NOPE is most informative at intraday extremes, where the model assumes dealer hedging is large enough to genuinely tilt the underlying. The classic use studied on indexes is as a mean-reversion/exhaustion gauge: an extreme NOPE reading suggests the options market's hedging demand has stretched price and may snap back. Per the broader UW/NOPE-chart commentary, "NOPE tends to skew bullish, as all markets do," and "during bearish signaling it becomes harder to predict" — so the indicator is generally more reliable flagging stretched-bullish conditions than calling tops in fear. It is built for liquid, heavily-optioned tickers (indices, mega-caps); on illiquid names the assumptions break down.
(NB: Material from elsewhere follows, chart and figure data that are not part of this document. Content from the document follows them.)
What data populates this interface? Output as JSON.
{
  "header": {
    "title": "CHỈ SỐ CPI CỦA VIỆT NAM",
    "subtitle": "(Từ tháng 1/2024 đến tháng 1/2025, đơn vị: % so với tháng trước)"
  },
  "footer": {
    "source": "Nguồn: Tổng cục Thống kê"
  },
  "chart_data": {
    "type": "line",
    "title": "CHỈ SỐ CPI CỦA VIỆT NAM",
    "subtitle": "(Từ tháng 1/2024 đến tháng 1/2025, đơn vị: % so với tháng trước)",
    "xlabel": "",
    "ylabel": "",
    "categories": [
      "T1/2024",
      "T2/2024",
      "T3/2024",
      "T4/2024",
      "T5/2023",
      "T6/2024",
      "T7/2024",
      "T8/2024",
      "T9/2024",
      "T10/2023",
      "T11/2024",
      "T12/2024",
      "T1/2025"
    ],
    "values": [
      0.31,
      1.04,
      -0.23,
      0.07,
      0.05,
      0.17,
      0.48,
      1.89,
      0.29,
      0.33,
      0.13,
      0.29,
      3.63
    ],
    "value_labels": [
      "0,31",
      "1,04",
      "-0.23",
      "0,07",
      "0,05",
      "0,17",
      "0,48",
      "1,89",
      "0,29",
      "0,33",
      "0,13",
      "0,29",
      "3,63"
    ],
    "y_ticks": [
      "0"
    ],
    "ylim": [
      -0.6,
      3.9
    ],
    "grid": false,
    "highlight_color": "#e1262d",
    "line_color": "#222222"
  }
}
NOPE is built on the same assumption-stack as GEX: that dealers take the short side of net flow and mechanically delta-gamma hedge. That is a reasonable model, not a measurement, so NOPE is an estimate of hedging pressure, not a guaranteed price predictor. Treating a single minute's NOPE as a trade trigger is a mistake — it is most useful at extremes and over the shape of the intraday curve, not tick by tick. It also says nothing on its own about the volatility regime; pair it with GEX (which tells you whether hedging dampens or amplifies moves) and with the underlying's own price action before acting.